Der US-Handelsbeauftragte Jamieson Greer sagte, die begrenzte Anzahl an Fahrzeugen hätte keine Auswirkungen auf US-Automobilunternehmen, die Autos nach Kanada exportieren.

„Ich erwarte nicht, dass dies die amerikanische Versorgung Kanadas unterbrechen wird“, sagte er. „Diese Autos fahren nach Kanada – sie kommen nicht hierher.“

Die kanadische Botschaft in Washington äußerte sich nicht sofort.

Greer bezeichnete Kanadas Entscheidung in einem separaten CNBC-Interview als „problematisch“ und fügte hinzu: „Es gibt einen Grund, warum wir nicht viele chinesische Autos in den Vereinigten Staaten verkaufen.

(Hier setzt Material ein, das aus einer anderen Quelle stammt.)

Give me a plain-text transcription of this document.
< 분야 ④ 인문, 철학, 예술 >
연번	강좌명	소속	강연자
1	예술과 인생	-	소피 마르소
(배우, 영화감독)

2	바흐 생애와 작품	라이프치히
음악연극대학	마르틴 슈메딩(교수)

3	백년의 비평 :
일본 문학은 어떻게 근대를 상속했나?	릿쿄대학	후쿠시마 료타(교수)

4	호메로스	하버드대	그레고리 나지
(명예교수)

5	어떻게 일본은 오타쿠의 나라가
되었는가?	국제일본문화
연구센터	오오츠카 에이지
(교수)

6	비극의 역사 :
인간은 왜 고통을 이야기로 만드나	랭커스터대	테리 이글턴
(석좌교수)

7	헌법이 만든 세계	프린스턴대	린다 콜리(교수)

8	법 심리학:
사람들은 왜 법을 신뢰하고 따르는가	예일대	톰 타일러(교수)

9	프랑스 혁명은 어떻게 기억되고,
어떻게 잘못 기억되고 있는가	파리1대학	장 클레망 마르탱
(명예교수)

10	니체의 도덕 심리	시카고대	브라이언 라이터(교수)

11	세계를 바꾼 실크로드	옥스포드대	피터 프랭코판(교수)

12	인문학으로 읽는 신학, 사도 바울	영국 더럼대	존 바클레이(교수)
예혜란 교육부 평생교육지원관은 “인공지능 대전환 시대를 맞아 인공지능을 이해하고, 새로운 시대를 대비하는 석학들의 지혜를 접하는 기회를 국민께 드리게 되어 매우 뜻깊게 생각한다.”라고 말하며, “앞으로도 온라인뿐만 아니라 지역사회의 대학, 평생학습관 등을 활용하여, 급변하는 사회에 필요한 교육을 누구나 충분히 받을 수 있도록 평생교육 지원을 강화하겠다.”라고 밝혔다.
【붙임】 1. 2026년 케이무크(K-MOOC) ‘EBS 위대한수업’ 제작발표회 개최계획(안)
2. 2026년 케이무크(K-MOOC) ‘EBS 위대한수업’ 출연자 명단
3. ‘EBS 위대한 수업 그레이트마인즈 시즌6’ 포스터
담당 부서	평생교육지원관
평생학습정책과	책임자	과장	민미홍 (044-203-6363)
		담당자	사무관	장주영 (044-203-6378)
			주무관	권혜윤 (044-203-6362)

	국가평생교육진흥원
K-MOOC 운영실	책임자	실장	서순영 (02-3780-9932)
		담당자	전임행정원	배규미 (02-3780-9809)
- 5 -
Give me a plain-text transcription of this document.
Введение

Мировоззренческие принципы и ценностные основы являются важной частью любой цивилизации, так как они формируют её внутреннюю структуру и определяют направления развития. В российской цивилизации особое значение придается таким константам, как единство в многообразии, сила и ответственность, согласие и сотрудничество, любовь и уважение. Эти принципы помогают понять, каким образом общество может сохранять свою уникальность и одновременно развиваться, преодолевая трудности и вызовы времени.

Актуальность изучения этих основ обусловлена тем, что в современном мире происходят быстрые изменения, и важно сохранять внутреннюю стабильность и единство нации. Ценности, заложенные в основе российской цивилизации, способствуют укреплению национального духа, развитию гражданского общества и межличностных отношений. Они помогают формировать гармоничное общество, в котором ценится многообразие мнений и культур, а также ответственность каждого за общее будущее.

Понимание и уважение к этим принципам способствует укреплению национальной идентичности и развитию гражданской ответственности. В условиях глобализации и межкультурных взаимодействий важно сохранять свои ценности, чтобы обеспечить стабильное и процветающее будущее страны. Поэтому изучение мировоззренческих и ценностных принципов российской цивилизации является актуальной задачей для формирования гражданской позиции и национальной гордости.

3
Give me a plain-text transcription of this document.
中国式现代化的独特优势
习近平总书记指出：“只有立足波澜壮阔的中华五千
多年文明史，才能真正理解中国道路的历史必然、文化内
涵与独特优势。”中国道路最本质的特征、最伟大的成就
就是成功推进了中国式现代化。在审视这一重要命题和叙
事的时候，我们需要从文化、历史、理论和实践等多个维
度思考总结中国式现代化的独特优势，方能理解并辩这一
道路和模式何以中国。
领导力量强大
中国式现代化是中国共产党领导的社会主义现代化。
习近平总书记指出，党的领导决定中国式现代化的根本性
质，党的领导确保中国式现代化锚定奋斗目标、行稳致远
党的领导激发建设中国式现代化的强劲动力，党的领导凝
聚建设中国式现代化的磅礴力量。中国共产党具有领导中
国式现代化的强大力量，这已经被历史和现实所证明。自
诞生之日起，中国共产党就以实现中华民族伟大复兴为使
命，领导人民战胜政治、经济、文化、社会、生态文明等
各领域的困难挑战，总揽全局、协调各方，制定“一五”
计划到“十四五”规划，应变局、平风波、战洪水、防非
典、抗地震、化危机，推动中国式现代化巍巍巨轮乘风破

Der Grund dafür ist, dass wir Zölle haben, um amerikanische Autoarbeiter und Amerikaner vor diesen Fahrzeugen zu schützen.“

Gemäß den am Freitag in Peking angekündigten Handelsabkommen sagte Carney, er gehe davon aus, dass China die Zölle auf sein Rapssaatgut bis zum 1. März von 85 Prozent auf insgesamt etwa 15 Prozent senken werde.

Greer stellte diese Vereinbarung in Frage. „Ich denke, auf lange Sicht wird es ihnen nicht gefallen, diesen Deal gemacht zu haben“, sagte er.

Cybersicherheit von Fahrzeugen

Greer sagte, die im Januar 2025 verabschiedeten Regeln für Fahrzeuge, die mit dem Internet und Navigationssystemen verbunden sind, seien ein erhebliches Hindernis für chinesische Fahrzeuge auf dem US-Markt.

„Ich denke, es wäre schwierig für sie, hier zu operieren“, sagte Greer. „In Amerika gibt es Regeln und Vorschriften zur Cybersicherheit unserer Fahrzeuge und der darin enthaltenen Systeme, daher denke ich, dass es für die Chinesen schwierig sein könnte, diese Art von Regeln einzuhalten.“

Im Gegensatz dazu hat Präsident Donald Trump gesagt, er wünsche sich, dass chinesische Autohersteller in die USA kommen, um Fahrzeuge zu bauen.

Allerdings haben die Gesetzgeber beider großer US-Parteien ihren starken Widerstand gegen chinesische Fahrzeuge zum Ausdruck gebracht, da große US-Autohersteller warnen, dass China eine Bedrohung für den US-Automobilsektor darstellt.

Senator Bernie Moreno aus Ohio, ein Republikaner, sagte bei der Veranstaltung, er sei gegen die Einfuhr chinesischer Fahrzeuge in die USA – und erntete dafür Beifall von den anderen Regierungsbeamten.

„Solange ich Luft in meinem Körper habe, werden keine chinesischen Fahrzeuge in die Vereinigten Staaten von Amerika verkauft – Punkt“, sagte Moreno.